Ele não conseguiu restituí-la porque o Ernesto Geisel não permitiu. Na época do governo Sarney, o ministro das Comunicações era o ACM, [Antonio Carlos Magalhães] que me ofereceu duas rádios pequeninas (uma delas em Cotia), que não cobririam nem a metade da cidade de São Paulo. Eu não aceitei por dois motivos: primeiro seriam caríssimas para serem administradas e depois não cobriam nem a cidade de São Paulo. Eu próprio telefonei para o ACM e disse que não podia aceitar uma rádio pequenina em troca de uma que alcançava naquele tempo o Brasil de Norte a Sul. O Sarney não deixou de atender ao pedido, mas não concedeu aquilo que era justo, isto é, aquilo que tinha sido roubado.

 

Esperei até a vinda do Fernando Henrique Cardoso, com quem eu trabalhei uns 10 anos ou mais aqui em São Paulo no Cebrap. Eu ajudei a salvar da morte por tortura alguns membros do Cebrap. E ele me devolveu espontaneamente a rádio. Em si a potência da rádio atualmente é até um pouco maior, mas quem entende de rádio sabe que São Paulo hoje está todo crivado de transmissores, de maneira que é muito difícil ter hoje uma rádio com o alcance que tinha a Nove de Julho nos anos 70.

 

D. Nivaldo se refere à suspensão da Rádio Nove de Julho em entrevista ao jornal A Verdade, publicada em fevereiro de 1998, para explicar porque a Rádio Rural de Natal não foi fechada pela ditadura. Eu sabia fazer as coisas e dava o murro na faca de ponta.
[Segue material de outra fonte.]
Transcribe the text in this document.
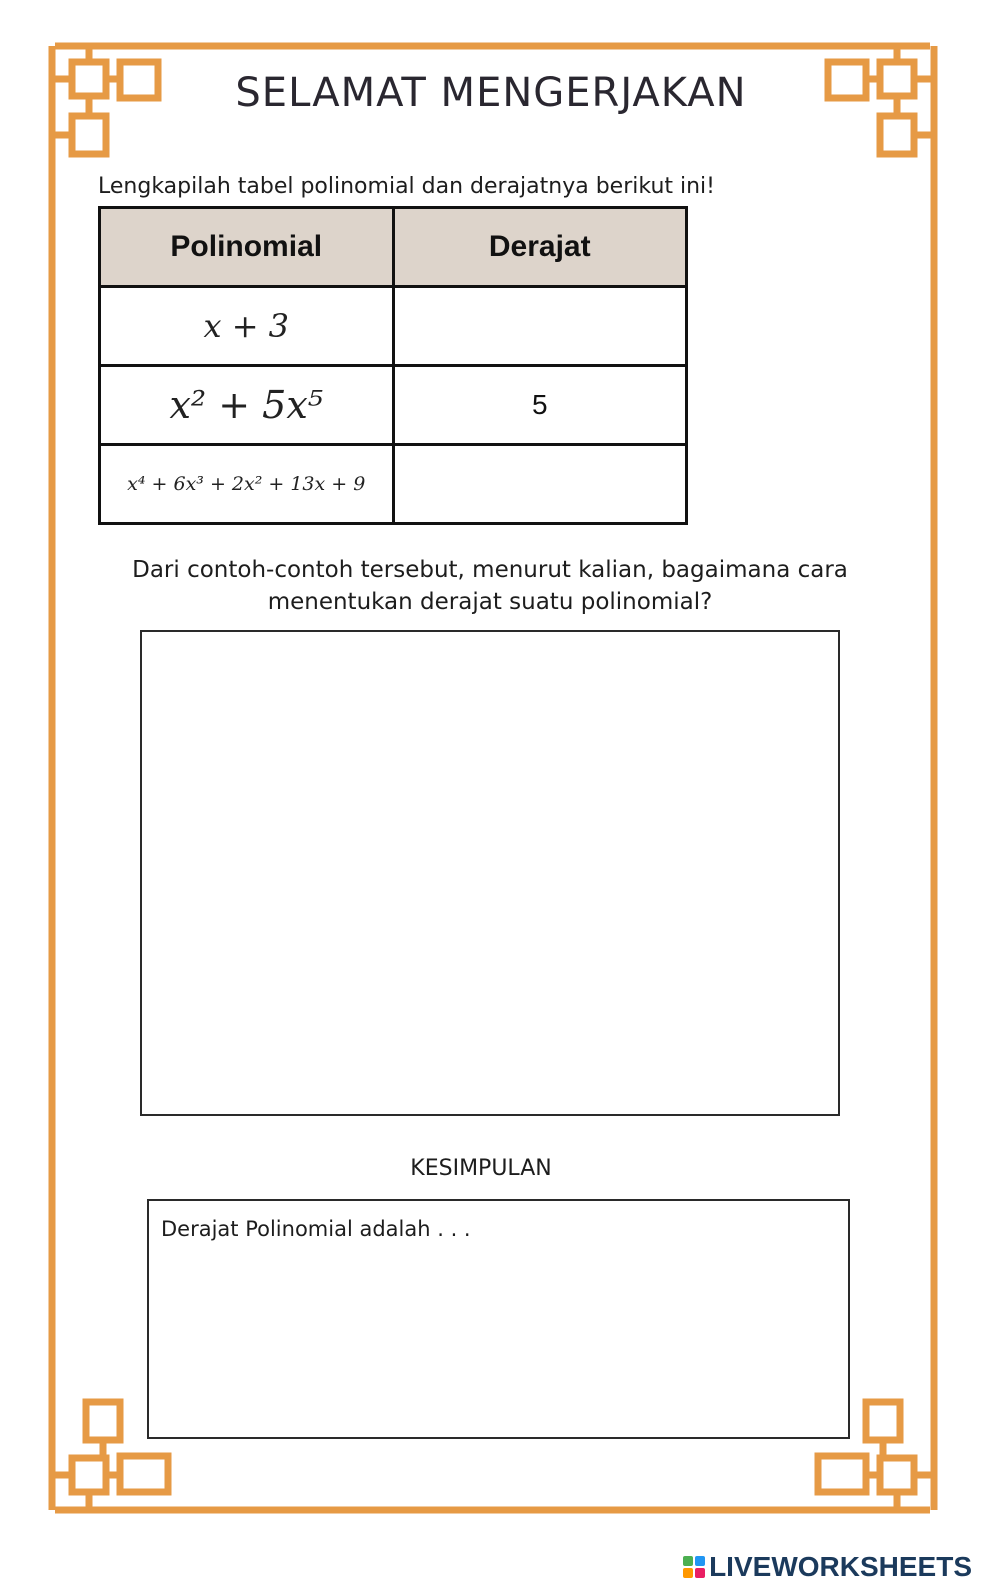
SELAMAT MENGERJAKAN
Lengkapilah tabel polinomial dan derajatnya berikut ini!
Polinomial	Derajat
x + 3	
x² + 5x⁵	5
x⁴ + 6x³ + 2x² + 13x + 9	
Dari contoh-contoh tersebut, menurut kalian, bagaimana cara menentukan derajat suatu polinomial?
KESIMPULAN
Derajat Polinomial adalah . . .
LIVEWORKSHEETS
Dando murro na faca de ponta, a faca entra no meu inimigo. Se eu dou murro na ponta da faca eu me firo. Vejamos. D.Arns brigou lá em São Paulo. Fecharam a rádio. Até hoje [fevereiro de 1998] não conseguiram abrir. A nossa rádio não fechou. Por causa da nossa prudência não foi fechada. A prudência é uma virtude que deve estar presente em tudo. Eu não preciso ter valentia. O meu gabinete foi devassado, eu era fichado lá dentro. Mas eles não tinham meios de me atacar. Eu pergunto: quem teve a coragem de visitar Agnelo Alves [ex-prefeito de Natal] quando ele estava preso? Eu. Única pessoa. Porque eles me respeitavam. Sabiam que se precisasse eu gritava, não gritava fora de hora.